2.2 Isolation of rhizobacteria

In this study, the isolation method that was used for rhizobacteria was serial dilution. Initially, soil samples from several regions (Figure 1) were collected in 1 kg quantities from five different locations. Soil samples from each site were air-dried at room temperature (28-30℃) for 48 hours and then pooled [18]. After drying, the soil was sieved using a 9-mesh sieve shaker. One gram of the sieved soil was placed in a test tube, and 9 ml of distilled water was added. The mixture was vortexed at 100 rpm to create a uniform solution, which was labelled as the first dilution (10⁻¹). A 1 mL sample of the 10⁻¹ dilution was transferred to a new test tube with 9 ml of dilution solution, creating the second dilution (10⁻²). This process was repeated until the final dilution of 10⁻⁹. Nutrient Agar (NA) was prepared in Petri dishes, allowed to solidify, and used to isolate rhizobacteria. A 1 mL sample from dilutions 10⁻⁴ to 10⁻⁹ was plated in duplicate on NA agar plates and incubated at 28℃ for 48 hours. After incubation, bacterial identification was carried out, and pure rhizobacterial cultures were obtained.

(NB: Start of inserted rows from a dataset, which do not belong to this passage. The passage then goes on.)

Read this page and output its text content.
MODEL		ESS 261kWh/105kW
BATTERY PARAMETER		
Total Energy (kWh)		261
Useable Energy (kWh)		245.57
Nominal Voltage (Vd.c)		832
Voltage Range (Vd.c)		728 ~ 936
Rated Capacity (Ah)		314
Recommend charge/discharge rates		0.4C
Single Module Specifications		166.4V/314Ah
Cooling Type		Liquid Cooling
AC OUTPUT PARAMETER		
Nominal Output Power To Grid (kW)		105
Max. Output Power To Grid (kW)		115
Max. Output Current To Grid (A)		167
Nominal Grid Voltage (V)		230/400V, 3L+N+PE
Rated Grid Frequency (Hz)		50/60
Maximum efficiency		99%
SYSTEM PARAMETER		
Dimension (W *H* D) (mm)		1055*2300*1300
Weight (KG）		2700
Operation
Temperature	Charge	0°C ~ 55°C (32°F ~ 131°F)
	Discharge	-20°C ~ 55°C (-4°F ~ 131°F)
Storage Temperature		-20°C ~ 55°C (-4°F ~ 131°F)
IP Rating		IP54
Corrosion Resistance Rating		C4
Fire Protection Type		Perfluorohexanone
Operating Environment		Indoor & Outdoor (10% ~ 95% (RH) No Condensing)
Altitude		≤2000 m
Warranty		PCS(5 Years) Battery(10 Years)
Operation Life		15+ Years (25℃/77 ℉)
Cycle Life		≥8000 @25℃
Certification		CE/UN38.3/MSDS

2.3 Physiological identification

2.3.1 IAA production test

The Glickmann and Dessaux approach was used to assess the rhizobacterial isolates' capacity to generate IAA. The isolates were cultured on Sucrose Peptone Agar (SPA) medium for a whole day [19]. Each media received 0.5 g/l of the amino acid tryptophan to promote auxin production, which was then centrifuged for 10 minutes at 10,000 rpm. After being removed from the bacterial pellet, the supernatant (centrifugation liquid) was filtered through 0.2 μm Millipore filter paper, and its IAA level was measured. Salkowski's reagent was used to determine the amount of IAA present in the bacterial culture filtrate. A 2 ml test tube or an Eppendorf tube was filled with 1 ml of the bacterial culture filtrate and 1 ml of Salkowski's reagent. The absorbance was then measured using a spectrophotometer calibrated at a wavelength of 550 nm after 30 minutes of incubation in the dark at 26℃. To determine the amount of IAA in the bacterial culture filtrate, a standard curve based on the absorbance values of pure IAA solutions with concentrations of 0, 6.25, 12.5, 25, 50, 75, 100, 150, and 200 µg/ml was employed [20].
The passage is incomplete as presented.